A palavra "violência" origina-se da raiz "vis", que significa "força", e esse líder fez uso da força bruta do corpo [com armas] e da força leve do espírito [com discursos], duas forças contrárias. Chegar ao poder passou, então, pelo caminho do meio, pelo caminho da ambiguidade, marca muito intensa da política de extrema direita.

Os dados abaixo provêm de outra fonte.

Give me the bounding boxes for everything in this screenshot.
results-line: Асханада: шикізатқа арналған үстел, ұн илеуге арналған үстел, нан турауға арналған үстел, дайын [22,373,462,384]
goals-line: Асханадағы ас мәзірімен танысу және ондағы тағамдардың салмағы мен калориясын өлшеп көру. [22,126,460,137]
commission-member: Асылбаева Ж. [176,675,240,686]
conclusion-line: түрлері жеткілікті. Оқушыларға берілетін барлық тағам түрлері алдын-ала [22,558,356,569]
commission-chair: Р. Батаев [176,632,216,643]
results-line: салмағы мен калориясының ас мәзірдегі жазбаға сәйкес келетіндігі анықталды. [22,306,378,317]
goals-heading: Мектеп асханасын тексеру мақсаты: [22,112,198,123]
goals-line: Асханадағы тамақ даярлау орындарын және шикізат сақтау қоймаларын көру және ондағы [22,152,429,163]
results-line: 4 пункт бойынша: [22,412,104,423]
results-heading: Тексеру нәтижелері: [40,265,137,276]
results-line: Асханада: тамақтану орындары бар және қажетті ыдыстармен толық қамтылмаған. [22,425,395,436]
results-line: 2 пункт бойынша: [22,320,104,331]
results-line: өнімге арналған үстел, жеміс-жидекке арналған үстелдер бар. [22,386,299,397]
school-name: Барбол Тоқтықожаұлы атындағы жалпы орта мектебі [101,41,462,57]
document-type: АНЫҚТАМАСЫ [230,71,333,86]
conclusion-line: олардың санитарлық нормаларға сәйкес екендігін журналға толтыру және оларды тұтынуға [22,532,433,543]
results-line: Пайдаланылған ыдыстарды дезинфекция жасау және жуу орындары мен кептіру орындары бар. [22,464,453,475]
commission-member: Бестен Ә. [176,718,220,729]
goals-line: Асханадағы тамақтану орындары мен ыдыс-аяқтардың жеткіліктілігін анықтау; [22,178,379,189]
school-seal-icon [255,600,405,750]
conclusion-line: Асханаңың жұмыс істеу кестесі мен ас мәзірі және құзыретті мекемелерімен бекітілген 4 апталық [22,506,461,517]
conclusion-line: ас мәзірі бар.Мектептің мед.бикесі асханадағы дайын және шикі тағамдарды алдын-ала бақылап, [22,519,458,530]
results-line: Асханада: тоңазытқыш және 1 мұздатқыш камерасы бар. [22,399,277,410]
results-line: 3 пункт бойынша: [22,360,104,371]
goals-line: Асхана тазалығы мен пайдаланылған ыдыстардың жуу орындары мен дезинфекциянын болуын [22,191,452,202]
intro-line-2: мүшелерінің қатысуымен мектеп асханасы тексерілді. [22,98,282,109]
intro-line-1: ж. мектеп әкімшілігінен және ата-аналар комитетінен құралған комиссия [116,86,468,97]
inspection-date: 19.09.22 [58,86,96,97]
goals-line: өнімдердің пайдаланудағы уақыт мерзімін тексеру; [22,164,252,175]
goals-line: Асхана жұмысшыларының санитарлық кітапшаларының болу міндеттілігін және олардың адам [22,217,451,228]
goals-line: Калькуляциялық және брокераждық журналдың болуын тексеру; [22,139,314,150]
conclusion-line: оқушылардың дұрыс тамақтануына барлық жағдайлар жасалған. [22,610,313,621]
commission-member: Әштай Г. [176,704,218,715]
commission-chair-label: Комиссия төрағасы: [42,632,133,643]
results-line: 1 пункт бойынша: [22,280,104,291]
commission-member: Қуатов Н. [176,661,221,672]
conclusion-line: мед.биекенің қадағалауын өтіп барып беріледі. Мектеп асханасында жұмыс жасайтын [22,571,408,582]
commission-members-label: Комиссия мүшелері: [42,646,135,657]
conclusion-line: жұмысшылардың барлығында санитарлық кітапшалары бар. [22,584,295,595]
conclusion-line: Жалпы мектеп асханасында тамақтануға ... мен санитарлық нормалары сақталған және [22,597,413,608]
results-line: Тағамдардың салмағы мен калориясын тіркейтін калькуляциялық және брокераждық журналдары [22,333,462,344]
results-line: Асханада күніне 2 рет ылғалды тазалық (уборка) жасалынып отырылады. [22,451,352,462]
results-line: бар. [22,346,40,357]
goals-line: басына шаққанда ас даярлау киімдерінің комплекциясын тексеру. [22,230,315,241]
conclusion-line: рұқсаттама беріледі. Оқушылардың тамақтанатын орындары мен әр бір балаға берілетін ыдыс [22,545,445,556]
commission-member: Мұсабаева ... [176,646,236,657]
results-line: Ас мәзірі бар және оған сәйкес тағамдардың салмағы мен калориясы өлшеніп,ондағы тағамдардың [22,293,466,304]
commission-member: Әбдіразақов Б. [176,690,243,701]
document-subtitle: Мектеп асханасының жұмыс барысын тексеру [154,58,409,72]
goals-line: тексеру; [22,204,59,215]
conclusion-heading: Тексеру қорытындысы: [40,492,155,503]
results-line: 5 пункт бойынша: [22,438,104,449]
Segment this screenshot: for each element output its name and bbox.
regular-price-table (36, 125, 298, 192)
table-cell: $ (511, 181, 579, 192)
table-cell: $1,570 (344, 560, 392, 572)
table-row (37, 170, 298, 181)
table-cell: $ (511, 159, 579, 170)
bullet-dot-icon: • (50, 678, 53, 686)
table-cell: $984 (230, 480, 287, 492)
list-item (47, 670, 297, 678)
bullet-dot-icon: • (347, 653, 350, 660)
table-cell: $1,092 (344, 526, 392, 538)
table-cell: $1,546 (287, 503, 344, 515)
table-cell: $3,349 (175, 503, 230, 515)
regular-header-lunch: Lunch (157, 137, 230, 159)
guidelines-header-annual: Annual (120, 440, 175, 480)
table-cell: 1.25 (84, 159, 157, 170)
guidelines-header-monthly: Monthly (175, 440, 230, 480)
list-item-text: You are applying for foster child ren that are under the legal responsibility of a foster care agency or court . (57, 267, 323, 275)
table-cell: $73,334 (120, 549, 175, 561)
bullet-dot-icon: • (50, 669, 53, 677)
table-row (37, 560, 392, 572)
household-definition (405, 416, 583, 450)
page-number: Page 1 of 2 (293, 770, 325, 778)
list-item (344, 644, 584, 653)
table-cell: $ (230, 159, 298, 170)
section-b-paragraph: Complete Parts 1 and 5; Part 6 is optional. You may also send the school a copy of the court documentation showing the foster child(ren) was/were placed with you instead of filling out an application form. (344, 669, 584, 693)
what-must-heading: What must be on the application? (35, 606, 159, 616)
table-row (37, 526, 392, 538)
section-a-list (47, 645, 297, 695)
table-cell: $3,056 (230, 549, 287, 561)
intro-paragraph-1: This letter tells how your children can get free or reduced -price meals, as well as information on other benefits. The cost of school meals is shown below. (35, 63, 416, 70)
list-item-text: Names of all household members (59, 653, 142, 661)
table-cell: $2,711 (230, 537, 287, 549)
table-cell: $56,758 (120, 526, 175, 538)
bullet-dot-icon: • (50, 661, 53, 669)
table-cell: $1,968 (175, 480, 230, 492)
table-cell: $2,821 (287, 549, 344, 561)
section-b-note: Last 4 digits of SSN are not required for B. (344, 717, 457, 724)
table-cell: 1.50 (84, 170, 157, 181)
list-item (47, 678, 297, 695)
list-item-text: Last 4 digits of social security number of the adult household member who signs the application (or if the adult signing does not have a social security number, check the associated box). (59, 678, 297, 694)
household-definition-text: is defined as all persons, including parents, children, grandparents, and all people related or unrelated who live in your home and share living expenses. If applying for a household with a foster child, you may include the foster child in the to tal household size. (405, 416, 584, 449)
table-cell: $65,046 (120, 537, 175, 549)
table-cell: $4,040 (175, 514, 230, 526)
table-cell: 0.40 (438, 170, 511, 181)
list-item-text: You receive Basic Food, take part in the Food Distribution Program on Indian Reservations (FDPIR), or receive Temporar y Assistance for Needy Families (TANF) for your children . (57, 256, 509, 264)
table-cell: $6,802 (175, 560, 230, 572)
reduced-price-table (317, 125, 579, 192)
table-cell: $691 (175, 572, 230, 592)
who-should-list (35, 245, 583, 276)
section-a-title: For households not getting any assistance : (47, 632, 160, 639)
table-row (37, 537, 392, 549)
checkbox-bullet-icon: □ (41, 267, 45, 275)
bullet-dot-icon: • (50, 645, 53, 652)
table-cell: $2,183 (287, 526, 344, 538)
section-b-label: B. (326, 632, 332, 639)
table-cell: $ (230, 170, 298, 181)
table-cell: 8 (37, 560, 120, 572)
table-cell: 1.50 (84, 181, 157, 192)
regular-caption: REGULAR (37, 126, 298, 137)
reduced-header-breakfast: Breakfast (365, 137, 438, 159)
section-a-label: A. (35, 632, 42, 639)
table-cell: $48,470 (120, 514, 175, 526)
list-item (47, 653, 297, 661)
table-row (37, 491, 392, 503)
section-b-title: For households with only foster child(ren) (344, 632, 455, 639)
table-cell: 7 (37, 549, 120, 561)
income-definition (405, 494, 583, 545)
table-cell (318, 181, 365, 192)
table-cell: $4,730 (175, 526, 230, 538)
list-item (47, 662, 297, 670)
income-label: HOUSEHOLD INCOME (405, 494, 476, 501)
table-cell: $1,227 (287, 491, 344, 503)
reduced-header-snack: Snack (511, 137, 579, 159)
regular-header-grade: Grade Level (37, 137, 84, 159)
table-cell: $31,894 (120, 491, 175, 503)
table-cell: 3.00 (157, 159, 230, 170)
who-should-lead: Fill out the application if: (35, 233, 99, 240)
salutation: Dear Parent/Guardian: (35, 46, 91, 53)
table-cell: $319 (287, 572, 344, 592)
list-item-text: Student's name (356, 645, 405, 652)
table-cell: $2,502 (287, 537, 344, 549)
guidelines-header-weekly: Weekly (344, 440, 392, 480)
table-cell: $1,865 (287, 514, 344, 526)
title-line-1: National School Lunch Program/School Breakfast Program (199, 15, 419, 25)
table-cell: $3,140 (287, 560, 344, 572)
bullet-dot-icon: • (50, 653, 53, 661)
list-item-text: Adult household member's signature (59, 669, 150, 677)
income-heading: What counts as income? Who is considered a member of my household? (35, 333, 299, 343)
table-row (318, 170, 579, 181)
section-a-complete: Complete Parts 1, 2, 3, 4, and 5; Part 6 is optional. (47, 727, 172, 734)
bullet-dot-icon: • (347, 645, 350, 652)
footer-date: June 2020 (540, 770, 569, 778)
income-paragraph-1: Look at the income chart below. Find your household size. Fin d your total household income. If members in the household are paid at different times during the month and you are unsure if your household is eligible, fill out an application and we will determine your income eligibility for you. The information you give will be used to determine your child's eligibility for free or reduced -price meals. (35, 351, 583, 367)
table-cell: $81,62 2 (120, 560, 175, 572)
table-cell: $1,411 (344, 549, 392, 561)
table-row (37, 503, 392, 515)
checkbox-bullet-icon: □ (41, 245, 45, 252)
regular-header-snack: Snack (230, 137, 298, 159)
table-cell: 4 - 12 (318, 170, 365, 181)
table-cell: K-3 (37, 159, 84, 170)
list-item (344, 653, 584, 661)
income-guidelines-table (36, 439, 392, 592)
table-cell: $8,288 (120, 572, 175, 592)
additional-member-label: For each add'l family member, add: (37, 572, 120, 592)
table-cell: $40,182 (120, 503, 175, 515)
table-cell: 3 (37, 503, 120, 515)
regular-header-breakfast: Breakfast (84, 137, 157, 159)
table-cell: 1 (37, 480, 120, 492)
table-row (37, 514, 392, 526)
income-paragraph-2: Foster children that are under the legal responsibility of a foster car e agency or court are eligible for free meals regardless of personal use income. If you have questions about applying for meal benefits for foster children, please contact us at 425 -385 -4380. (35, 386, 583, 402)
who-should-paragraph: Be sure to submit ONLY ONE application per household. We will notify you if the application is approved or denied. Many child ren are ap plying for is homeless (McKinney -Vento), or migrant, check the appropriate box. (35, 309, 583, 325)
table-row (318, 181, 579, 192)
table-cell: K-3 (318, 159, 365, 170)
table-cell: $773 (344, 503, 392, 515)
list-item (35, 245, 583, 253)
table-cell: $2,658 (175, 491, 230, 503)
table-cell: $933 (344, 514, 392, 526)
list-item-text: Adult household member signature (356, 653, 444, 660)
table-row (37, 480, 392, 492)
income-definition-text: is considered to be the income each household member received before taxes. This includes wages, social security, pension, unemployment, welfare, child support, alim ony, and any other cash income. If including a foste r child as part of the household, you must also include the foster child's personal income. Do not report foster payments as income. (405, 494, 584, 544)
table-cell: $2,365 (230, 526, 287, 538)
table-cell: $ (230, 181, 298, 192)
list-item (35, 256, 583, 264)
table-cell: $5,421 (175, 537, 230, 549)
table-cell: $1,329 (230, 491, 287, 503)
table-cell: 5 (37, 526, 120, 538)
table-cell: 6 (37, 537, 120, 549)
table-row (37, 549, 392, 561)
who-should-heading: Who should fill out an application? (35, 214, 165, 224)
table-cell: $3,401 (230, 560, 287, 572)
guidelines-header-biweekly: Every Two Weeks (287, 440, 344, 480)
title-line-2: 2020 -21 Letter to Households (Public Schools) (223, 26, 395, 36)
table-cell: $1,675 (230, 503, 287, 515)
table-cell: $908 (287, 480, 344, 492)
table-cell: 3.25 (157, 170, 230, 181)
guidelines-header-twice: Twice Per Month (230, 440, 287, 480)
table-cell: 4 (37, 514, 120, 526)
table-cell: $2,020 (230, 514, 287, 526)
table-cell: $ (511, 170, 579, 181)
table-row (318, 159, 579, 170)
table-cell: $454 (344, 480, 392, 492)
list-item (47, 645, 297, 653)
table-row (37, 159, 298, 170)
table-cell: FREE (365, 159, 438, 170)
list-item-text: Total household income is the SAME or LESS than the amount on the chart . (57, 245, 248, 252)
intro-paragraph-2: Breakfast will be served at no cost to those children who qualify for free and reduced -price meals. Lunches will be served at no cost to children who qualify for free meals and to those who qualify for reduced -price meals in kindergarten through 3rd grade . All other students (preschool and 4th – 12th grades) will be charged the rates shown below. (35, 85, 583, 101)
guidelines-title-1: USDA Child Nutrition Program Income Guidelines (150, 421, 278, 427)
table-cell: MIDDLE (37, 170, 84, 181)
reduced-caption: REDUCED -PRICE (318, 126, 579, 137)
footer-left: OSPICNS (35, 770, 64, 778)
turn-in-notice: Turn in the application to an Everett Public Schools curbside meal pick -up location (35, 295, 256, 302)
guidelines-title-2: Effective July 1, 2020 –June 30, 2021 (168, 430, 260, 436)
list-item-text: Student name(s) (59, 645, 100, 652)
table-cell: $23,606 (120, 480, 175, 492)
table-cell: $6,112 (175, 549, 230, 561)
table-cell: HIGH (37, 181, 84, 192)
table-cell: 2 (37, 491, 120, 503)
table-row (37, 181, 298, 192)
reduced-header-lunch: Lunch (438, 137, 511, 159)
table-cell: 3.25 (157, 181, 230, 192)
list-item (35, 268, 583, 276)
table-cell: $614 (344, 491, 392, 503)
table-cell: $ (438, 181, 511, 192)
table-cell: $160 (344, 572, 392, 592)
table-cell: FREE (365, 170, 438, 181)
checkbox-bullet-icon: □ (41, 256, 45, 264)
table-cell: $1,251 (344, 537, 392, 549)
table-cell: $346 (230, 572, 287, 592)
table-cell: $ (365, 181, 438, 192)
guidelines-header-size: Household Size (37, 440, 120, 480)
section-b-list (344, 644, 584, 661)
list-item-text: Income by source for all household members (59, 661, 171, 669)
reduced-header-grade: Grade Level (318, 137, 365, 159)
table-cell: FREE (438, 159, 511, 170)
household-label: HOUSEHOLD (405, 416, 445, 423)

Autor de único livro, ele deixa evidente que a força bruta por si mesma não é a saída para dominar, devendo ser dividida com a força do espírito, isto é, o discurso, o mesmo discurso que inventa o inimigo, e, contra o inimigo, o líder político projeta a imagem de ideais patrióticos. Quando lemos Introdução às linguagens totalitárias, aprendemos com Jean-Pierre Faye que essas linguagens, que não expressam a força bruta, são práticas entre verdadeiro-e-não-verdadeiro, como lemos na página 42. Nesse agenciamento-livro, o Estado Total tem data de nascimento e autor: 1931 e Carl Schmitt, jurista, filósofo e político alemão conhecido por sua teoria da soberania, em que o poder político não é apenas quem aplica as leis, mas quem pode suspendê-las em nome da ordem. Ora, suspender a lei é suspender a própria ordem em nome da ordem. Jogo. Assim, entre ordem-e-desordem, o nome desse paradoxo é estado de exceção.
A extrema direita necessita da força bruta e ela a motiva com seu discurso que cria o inimigo para afirmar seu moralismo patriótico. Até chegar ao poder, o líder político atravessa o entre opostos, e ele sabia disso, o autor de páginas acima: Hitler.